Most existing BI systems were not designed integrate and the effort involved in conforming to a unified method of data output is futile. Leaving data in it'S original source and managing it's transition using the data platform is much more effective and efficient.
- Use Legacy data and Innovate to plug the gaps: As with legacy systems, creating actionable insights from legacy data as a first priority is critical. Where essential data is not available, innovate through use of engineering principles can help create surrogate information that is sufficient to yield benefits. Increase the "digital footprint" of every existing data point before embarking on expensive data generation exercise.
- Perfection isn't progress: Data quality perfection isn't required in order to develop it into something meaningful. Careful data architecture overcomes common problems associated with historic, undisciplined asset tagging conventions. Taking a systematic, "big file" approach to data ingestion allows an effective means of overcoming these legacy issues and achieving fast outcomes. Cleaning data on the fly is an imperative to deliver outcomes in weeks not years.
- Create Familiarity: Use the latest software technology, but create an environment that mimics more common systems such as Java. This reduces the dependency on highly skilled Big Data technology developers, creating a faster and more effective delivery workforce. Equally this applies to the finished user interface. Utilize familiar graphics and company legacy system interfaces. This supports the uptake by the ultimate users.
- Build confidence and benefits quickly: Identify and tackle use cases initially with engaged members of the company, based upon a definite requirement one at a time. This allows the momentum of success to build and drive traction in the business. Typically 2/3rds of benefits are derived from use cases that follow the initial set of hypothesis.

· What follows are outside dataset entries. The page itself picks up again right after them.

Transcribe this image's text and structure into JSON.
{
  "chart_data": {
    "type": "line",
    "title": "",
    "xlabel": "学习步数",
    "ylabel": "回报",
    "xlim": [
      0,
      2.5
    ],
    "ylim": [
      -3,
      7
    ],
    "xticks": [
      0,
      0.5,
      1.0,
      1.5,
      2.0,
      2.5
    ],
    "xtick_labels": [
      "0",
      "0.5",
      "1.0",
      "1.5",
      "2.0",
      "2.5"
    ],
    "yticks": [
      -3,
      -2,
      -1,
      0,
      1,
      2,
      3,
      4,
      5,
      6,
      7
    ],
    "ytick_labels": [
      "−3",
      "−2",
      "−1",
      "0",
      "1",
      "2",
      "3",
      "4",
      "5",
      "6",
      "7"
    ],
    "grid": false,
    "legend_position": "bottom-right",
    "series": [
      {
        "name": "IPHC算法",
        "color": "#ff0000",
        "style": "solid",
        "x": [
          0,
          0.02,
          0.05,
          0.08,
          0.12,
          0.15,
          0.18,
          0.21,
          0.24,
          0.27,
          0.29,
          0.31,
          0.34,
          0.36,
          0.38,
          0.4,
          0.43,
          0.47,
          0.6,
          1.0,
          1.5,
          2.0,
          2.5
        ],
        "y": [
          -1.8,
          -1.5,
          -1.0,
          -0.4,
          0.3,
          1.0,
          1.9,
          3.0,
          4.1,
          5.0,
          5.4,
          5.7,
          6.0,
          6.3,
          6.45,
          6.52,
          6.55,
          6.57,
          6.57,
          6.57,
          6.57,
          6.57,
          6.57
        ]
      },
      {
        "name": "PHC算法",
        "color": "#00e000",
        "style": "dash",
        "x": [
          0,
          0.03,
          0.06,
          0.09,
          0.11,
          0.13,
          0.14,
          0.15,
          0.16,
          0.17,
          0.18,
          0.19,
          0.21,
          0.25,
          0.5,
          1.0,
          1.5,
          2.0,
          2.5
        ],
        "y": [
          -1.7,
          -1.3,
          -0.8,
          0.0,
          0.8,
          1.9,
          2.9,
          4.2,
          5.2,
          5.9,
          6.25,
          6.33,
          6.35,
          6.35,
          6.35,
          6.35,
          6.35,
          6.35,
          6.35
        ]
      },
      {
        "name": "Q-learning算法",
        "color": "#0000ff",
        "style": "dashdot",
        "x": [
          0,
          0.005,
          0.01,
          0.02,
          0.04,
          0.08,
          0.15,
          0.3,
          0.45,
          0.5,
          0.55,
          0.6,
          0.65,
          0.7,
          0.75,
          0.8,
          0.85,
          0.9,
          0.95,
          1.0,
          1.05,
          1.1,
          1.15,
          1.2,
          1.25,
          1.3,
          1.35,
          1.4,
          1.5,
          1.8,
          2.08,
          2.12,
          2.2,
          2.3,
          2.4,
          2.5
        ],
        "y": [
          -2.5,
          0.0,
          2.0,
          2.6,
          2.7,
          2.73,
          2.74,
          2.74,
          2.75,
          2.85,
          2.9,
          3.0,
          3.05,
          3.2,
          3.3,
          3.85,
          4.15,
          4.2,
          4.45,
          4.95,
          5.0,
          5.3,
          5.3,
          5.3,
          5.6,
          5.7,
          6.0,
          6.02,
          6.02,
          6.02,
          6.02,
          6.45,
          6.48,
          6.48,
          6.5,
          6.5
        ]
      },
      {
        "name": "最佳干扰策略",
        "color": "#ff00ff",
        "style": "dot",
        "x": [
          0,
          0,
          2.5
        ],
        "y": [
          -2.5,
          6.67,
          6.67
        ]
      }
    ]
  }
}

- Simplicity to unlock the complex: The simplest of uses cases will deliver huge benefits. Following the successful approach of See Performance, Manage Performance, Optimize Performance and Automate Performance will create the environment to long-term success.
Using practical examples, our presentation will articulate how to begin the digital evolution in the water companies, and return value to our customers and stakeholder by doing more for less using much of what we have invested in already.